As atmospheric scientists, we study how the atmosphere and climate affect trees and plants. While most studies focus on pollen as a whole, we’ve zoomed in on more than a dozen different types of grasses and trees and how their pollen will affect parts of the United States of different manners. For example, species like oak and cypress will give the biggest increase in the northeast, but allergens will be up pretty much everywhere, with consequences for human health and the economy.

If your head is pounding at the mere thought, we also have good news, at least to know in advance when the pollen waves are coming. We are working on using the model from this study to develop more accurate local pollen forecasts.

Why pollen increases

Let’s start with the basics. Pollen – the dust-like grains produced by grasses and plants – contains the male genetic material for a plant’s reproduction.

The amount of pollen produced depends on how the plant grows. Rising global temperatures will stimulate plant growth in many regions, which in turn will affect pollen production. But temperature is only part of the equation. We have found that the main driver of future pollen increases will be increased carbon dioxide emissions.

The higher temperature will extend the growing season, giving plants more time to shed pollen and reproduce. Carbon dioxide, on the other hand, fuels photosynthesis, so plants can get bigger and produce more pollen. We found that carbon dioxide levels could have a much bigger impact on pollen increases than temperature in the future.

The maps on the left show the recent average length of the pollen season in days for three types of plants: plane trees, or plane trees, such as sycamores; betula or birch; and ambrosia, or ragweed. The maps on the right show the expected changes in the total number of days by the end of the century if carbon dioxide emissions continue at a high rate. [Photo: The Conversation]

Pollen changes will vary by region

We looked at 15 different types of pollen, rather than treating all pollens the same as many previous studies.

Typically, pollination begins with broadleaf deciduous trees in late winter and spring.

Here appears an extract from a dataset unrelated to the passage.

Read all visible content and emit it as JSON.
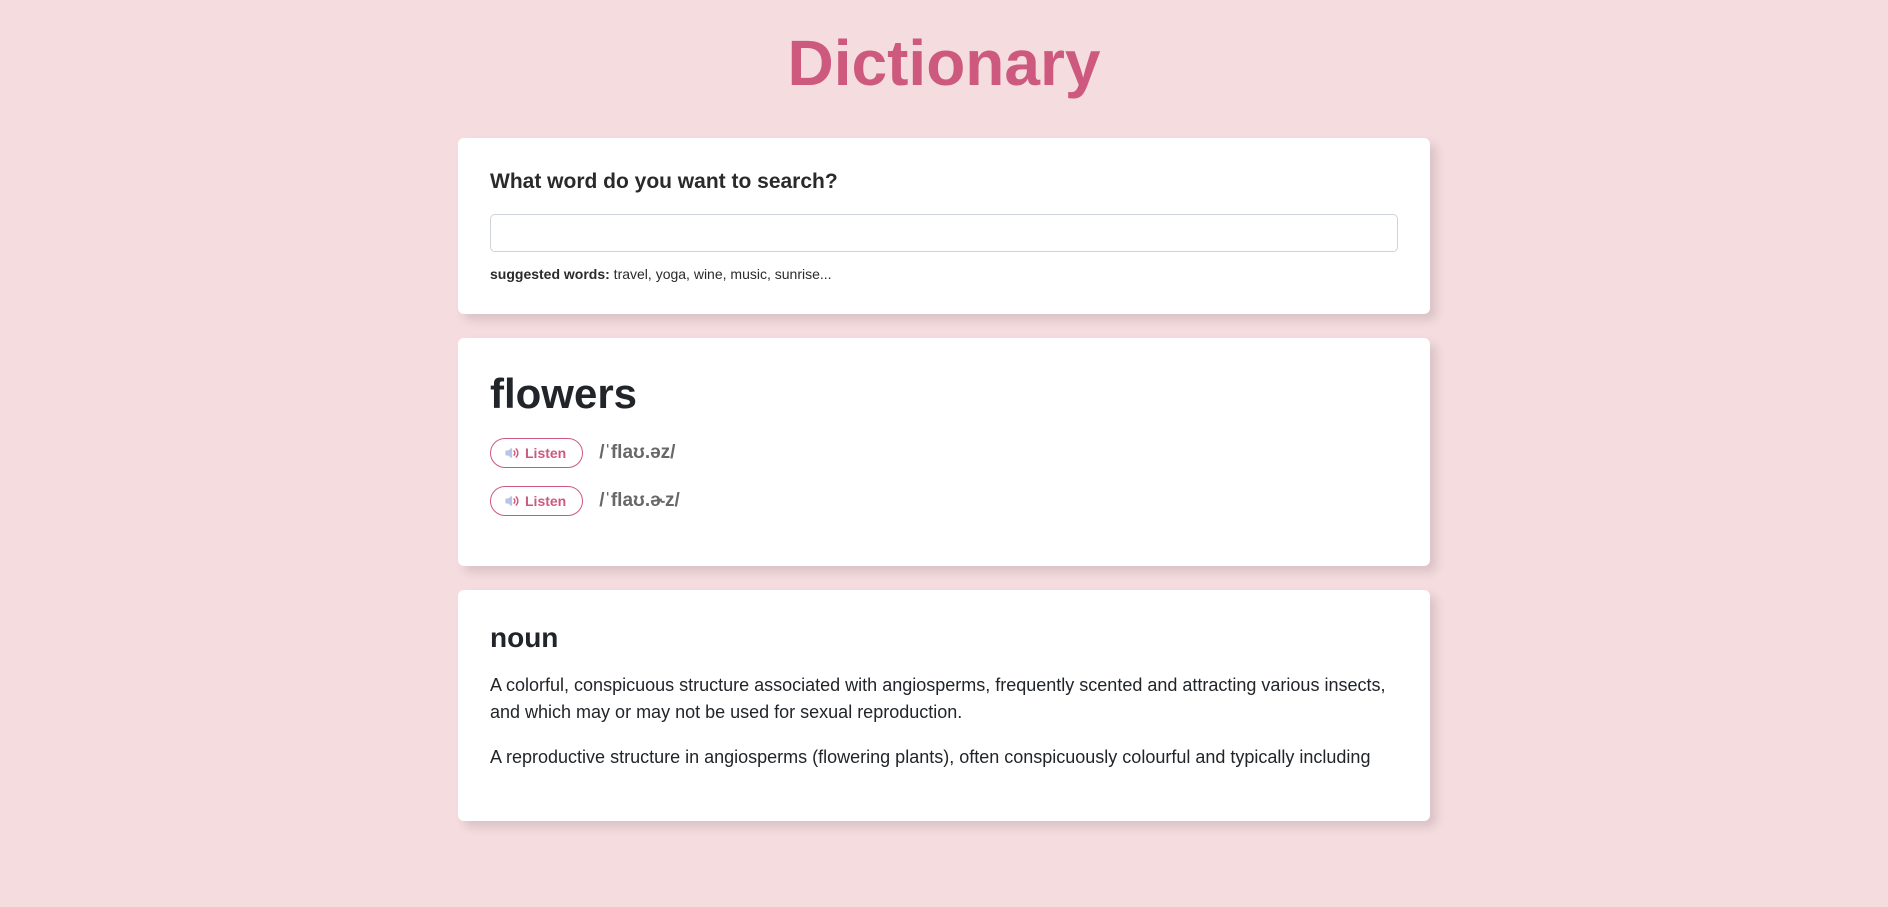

Alder, birch and oak are the three deciduous trees that cause the most allergies, although there are others, such as mulberry. Then the grasses come out in summer, followed by ragweed in late summer. In the southeast, evergreens like mountain cedar and juniper (from the cypress family) start in January. In Texas, “cedar fever” is the equivalent of hay fever.

We found that in the northeast, the pollen seasons of many allergenic trees are increasingly overlapping as temperatures and carbon dioxide emissions increase. For example, in the past, the oaks first released pollen, then the birches pollinated. Now we see more overlap of their pollen seasons.

In general, the pollen season will change more in the north than in the south, due to greater temperature increases in northern regions.

Southeast regions, including Florida, Georgia and South Carolina, can expect large increases in grass and weed pollen in the future. The Pacific Northwest will likely experience the peak of the pollen season a month earlier due to the early alder pollen season.

Silver lining: we can improve pollen forecasts

Most pollen forecasts currently provide a very broad estimate. Part of the problem is that there aren’t many observation stations for pollen counts. Most are run by allergy clinics, and there are less than 100 such stations spread across the country. Michigan, where we live, has none.

It is a very laborious process to measure different types of pollen. As a result, current forecasts are subject to many uncertainties. These are likely based in part on what a station has observed in the past and on weather forecasts.

Our model, if integrated into a forecasting framework, could provide more targeted pollen forecasts across the country.

We can estimate where the trees are from satellite data and field surveys. We also know how temperature influences pollen egress, what we call pollen phenology. With this information, we can use weather factors like wind, relative humidity and precipitation to determine how much pollen is getting into the air, and atmospheric models can show how it moves and blows, to create a real-time forecast.

All of this information allows us to see where the pollen might be in space and time, so allergy sufferers know what’s going on in their area.

We are currently discussing with a National Oceanic and Atmospheric Administration lab ways to incorporate this information into an air quality forecasting tool.

There are still some unknowns when it comes to long-term pollen projections. For example, scientists don’t fully understand why plants produce more pollen in some years than others. There is no good way to include this in templates. It’s also unclear how plants will react if carbon dioxide levels soar. Ragweed and residential trees are also difficult to capture. There are very few ragweed surveys showing where these plants grow in the United States, but that can be improved upon.